How are you doing? You doing OK? Because I’m not.
I can’t stop thinking about Uvalde, a place I didn’t even know existed until May 24, a day that marked something shocking — but not at all surprising — in this country.
According to CNN, “The elementary school slaughter in Uvalde marked at least the 30th shooting at a K-12 school in just the first five months of this year.”
That figure, of course, doesn’t count the many, many other shootings that happened at places other than schools.
We have more guns in the United States than anywhere else in the world. And Michigan takes the number one spot in States Armed to the Teeth.
And this awful massacre of 19 little kids is being blamed on all of the usual things: violent video games, the lack of prayer in school, critical race theory, and the catch-all “existence of evil.”
And then there was the early rumor spread online that the shooter was transgender.

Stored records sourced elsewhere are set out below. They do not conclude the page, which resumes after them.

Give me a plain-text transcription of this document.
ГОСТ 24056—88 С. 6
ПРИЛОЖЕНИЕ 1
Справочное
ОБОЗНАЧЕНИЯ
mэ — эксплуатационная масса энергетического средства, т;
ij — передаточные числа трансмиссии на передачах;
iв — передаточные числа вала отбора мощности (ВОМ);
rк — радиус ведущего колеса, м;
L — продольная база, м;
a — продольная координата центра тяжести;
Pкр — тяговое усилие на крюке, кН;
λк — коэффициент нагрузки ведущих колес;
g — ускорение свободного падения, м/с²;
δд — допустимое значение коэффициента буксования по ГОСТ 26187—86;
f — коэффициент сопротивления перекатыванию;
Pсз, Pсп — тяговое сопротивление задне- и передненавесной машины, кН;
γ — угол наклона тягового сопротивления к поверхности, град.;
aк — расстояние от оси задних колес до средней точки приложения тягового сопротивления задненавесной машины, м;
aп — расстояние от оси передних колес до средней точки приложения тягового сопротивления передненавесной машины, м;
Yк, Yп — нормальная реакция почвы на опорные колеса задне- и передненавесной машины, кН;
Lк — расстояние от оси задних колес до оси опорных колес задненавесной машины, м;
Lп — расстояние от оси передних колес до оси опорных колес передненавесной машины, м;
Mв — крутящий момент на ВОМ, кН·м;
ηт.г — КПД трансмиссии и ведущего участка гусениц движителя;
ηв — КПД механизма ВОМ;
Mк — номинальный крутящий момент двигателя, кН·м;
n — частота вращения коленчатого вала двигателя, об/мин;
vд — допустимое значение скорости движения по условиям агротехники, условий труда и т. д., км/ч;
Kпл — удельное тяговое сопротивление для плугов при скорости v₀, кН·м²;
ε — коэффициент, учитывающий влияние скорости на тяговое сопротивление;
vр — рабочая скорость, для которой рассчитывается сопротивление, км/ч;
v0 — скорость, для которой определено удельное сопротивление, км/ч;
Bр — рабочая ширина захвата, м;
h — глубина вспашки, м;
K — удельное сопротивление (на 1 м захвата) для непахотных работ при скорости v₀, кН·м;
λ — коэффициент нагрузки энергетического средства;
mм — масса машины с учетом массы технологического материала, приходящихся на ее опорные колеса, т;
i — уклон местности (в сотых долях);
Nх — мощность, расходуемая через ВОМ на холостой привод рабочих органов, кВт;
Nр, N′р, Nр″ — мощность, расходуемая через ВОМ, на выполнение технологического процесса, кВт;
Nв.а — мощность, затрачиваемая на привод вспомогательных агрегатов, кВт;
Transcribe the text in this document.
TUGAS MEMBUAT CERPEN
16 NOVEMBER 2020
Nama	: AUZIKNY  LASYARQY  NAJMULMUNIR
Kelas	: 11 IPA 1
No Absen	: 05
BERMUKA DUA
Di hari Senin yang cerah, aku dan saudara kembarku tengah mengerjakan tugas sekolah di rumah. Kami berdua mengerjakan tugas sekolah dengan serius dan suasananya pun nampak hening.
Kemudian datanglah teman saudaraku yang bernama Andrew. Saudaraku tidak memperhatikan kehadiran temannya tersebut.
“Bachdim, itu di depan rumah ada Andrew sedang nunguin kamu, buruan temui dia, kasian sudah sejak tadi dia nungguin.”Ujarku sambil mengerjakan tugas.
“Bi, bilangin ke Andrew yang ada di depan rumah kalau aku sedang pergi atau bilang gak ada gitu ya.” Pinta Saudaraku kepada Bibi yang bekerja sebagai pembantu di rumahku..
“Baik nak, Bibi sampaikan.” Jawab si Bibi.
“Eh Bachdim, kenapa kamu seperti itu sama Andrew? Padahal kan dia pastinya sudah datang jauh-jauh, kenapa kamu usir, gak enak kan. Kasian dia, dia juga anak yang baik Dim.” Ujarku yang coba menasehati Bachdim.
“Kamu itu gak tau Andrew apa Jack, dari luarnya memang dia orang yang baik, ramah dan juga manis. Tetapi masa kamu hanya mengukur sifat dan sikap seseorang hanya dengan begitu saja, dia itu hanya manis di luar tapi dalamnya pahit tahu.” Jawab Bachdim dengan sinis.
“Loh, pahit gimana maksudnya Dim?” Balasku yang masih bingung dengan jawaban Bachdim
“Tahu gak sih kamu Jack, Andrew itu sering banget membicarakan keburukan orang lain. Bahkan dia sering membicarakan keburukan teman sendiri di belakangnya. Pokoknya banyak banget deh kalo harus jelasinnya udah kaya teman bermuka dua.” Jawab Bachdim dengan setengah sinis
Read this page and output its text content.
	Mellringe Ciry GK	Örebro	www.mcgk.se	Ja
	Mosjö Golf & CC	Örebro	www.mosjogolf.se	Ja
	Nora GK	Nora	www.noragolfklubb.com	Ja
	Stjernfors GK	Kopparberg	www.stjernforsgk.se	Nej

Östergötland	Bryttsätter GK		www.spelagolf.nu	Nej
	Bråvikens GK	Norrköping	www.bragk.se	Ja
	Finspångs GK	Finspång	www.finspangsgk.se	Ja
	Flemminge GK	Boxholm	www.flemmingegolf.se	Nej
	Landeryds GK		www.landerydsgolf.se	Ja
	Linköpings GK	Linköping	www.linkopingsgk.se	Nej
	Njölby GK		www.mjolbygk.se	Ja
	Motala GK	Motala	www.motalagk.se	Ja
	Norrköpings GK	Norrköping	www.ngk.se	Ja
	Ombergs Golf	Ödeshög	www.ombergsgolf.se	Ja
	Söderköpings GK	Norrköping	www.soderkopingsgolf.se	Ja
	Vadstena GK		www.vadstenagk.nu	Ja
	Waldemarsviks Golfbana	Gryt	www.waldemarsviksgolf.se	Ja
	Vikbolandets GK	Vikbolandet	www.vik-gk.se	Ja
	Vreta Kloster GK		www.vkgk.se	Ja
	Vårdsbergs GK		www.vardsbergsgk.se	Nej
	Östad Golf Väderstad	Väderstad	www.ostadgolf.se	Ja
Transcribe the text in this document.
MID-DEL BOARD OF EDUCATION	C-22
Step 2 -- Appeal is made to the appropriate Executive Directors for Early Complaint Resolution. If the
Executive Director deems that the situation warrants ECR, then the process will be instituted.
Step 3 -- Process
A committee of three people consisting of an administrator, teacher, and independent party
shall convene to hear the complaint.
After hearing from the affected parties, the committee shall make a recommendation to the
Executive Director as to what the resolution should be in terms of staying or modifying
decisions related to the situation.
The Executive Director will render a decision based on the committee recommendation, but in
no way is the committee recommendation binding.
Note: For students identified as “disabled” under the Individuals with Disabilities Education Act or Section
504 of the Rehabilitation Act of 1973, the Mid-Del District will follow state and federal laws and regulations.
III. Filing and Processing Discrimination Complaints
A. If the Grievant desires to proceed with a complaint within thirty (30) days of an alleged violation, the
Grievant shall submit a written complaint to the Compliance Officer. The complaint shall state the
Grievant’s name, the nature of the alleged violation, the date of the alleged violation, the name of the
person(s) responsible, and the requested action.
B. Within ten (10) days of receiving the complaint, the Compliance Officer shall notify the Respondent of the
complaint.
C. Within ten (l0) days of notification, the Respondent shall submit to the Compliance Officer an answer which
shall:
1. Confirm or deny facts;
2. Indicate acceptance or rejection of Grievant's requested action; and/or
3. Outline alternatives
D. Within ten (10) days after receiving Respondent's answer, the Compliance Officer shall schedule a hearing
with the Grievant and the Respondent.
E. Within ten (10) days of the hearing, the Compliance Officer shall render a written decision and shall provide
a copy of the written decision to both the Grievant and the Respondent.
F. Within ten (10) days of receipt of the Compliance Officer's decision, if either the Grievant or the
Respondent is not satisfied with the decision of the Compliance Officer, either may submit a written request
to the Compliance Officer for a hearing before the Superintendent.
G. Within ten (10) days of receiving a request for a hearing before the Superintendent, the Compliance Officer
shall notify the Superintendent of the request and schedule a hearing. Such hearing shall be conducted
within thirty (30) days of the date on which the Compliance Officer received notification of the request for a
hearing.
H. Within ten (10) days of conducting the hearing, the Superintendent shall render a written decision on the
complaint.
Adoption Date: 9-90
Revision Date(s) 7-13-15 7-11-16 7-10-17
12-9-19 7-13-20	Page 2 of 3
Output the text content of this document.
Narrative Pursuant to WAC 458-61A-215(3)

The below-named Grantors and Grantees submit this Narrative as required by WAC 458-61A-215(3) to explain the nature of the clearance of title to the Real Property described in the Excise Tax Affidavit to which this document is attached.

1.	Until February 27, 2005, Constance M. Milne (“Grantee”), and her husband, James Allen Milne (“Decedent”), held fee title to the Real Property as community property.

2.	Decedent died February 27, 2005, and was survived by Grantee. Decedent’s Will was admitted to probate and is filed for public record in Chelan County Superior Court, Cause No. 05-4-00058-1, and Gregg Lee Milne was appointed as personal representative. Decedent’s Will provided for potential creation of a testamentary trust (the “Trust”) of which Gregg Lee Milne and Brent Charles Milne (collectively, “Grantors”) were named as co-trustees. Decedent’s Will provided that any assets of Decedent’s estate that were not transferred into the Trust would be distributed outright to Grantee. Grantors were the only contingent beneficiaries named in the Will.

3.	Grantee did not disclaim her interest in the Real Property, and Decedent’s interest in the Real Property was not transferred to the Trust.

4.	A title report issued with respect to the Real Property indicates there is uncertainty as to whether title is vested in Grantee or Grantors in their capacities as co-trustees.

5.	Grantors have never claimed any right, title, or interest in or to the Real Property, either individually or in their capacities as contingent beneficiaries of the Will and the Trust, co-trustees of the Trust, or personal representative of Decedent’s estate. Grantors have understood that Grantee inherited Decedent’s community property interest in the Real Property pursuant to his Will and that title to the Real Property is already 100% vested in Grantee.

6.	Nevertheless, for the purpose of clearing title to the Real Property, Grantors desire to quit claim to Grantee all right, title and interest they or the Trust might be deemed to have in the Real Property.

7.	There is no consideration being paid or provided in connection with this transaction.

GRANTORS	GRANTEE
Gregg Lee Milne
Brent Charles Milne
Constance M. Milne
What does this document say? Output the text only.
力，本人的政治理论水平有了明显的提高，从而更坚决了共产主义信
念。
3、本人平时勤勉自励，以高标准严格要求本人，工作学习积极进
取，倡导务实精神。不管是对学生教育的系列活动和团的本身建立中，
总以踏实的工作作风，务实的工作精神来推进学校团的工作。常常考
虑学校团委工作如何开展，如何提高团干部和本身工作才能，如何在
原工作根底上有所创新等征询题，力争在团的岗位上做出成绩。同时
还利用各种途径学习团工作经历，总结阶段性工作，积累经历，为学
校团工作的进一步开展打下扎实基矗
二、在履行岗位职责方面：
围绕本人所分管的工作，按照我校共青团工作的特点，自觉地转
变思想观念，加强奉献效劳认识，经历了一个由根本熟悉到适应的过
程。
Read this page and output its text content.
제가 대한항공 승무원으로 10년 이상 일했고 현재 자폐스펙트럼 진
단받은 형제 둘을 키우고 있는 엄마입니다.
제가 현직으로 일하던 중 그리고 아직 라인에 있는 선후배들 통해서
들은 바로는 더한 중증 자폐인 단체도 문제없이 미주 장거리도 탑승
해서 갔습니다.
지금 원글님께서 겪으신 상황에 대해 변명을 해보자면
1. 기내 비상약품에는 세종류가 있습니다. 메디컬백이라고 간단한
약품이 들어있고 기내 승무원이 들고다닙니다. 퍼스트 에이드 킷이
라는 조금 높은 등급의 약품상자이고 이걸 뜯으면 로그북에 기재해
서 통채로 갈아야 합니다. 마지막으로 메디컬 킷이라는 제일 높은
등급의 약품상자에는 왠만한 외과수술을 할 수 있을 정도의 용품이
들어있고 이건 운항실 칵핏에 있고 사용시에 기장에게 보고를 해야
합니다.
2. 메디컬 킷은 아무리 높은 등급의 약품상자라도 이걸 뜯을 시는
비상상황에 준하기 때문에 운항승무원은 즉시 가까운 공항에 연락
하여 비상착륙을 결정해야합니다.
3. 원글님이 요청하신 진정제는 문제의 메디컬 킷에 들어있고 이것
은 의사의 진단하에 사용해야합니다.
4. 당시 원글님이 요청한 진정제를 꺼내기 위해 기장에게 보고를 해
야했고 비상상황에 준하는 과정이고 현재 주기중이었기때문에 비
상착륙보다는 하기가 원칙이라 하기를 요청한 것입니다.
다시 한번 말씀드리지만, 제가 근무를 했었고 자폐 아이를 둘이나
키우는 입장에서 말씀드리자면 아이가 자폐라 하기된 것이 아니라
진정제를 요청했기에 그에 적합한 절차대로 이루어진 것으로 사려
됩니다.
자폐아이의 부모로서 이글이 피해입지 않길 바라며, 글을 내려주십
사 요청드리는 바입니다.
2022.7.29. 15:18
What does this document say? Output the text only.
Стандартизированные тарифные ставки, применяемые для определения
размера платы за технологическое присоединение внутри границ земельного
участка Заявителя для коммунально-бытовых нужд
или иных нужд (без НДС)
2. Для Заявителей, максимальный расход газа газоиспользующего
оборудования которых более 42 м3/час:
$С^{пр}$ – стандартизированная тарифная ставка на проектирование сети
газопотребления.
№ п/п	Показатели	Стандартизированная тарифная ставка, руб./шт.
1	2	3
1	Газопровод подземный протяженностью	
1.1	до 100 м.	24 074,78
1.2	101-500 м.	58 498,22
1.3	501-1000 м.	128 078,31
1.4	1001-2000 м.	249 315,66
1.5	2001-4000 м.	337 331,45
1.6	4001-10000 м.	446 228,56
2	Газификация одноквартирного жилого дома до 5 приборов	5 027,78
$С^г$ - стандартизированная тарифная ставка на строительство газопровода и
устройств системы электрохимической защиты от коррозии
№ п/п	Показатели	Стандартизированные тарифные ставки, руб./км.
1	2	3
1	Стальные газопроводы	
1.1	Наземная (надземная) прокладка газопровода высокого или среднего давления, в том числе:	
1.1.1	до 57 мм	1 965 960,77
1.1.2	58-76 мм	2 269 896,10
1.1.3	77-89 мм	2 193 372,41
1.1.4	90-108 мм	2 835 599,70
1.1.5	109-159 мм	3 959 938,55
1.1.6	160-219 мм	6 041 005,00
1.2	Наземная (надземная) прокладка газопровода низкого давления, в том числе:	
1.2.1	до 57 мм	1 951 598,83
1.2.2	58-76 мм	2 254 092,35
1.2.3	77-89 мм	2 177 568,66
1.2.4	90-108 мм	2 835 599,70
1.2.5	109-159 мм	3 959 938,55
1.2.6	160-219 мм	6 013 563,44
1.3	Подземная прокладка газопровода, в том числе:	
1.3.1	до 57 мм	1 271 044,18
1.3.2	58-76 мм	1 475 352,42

This was spread further on Twitter by a member of congress with Rep. Paul Gosar (R-Arizona) tweeting that the shooter was a “transexual leftist illegal alien.” Gosar also tweeted the shooter’s name (which I will not repeat here), which was the only part of the story Gosar got right.
The rumor started on a 4Chan message board, according to Rolling Stone. There was absolutely no evidence that it was true. There was evidence, however, that the photos were of a trans woman who does not live in Texas and, as she pointed out while defending herself online, is not dead.
Other garbage mongers claimed that the shooter was an “illegal.” It really exposes the sick and twisted thinking of people who worship guns (and if you value guns and the unlimited ability to buy machines expressly made to quickly murder groups of people, including defenseless school children, over the lives of said children, you’ve elevated guns to a position of idolatry).
The idea that a guy who has murdered a roomful of school children and their teachers is not terrible ENOUGH. In their desperate attempt to make the focus of this and every other awful mass shooting in this country the easy availability of guns, they instead pivot to their preferred punching bags, and right now, transgender people existing is scarier to these people than the fact that an 18 year old can buy a gun and murder people in a grocery store or an elementary school on any given day in the U.S.
The fact of the matter is, it’s the guns. It’s. The. Guns. No other country has this problem. We’re it. We’re No. 1. U.S.A. (weakly pumping fist) U.S.A.
As a country we’ve done nothing at all to prevent what happened in Uvalde. Not even after the murder of 6 and 7 year olds at Sandy Hook in 2012. I can only imagine the pain of those parents who lost kids a decade ago watching it happening again.
It’s all made worse when I read about the police response in Uvalde — how police officers stood around in the hallway and outside of the building waiting for tactical teams while kids were being murdered. They didn’t breach the classroom for OVER AN HOUR. Imagine being one of those kids who survived. Being trapped in there. Watching your friends die. Thinking you’ll be next. The smell of blood. Calling 911 over and over (which the kids inside did) and nobody coming to rescue you.
It’s like Columbine back in 1999 all over again. The shooters inside, running around and killing people, while police hung around outside. Everything was supposed to change after that. The protocol changed from “wait and see” to “GO IN THERE RIGHT AWAY.” That was literally the policy in Uvalde. But they didn’t do it.
Original reporting indicated that a teacher left a door ajar (later, it was revealed that the teacher actually closed the door while calling 911, assuming it would lock behind her). In any other country, such a small thing would not lead to mass murder in an elementary school. It only happens here.
I don’t want schools to become armed fortresses. I am not willing to accept that mass death, coming soon to a school near you, is the price we have to pay for the “freedom” of some people to collect weapons of war.
My heart hurts so much for all of the families who have lost someone to gun violence.
We could change this. It feels hopeless, but it isn’t. We must elect people who care about preventing gun violence. The Republican party has come down very squarely on the side of guns. We must vote them out, and we must elect people who are willing to do hard things. And we must be willing to do hard things ourselves.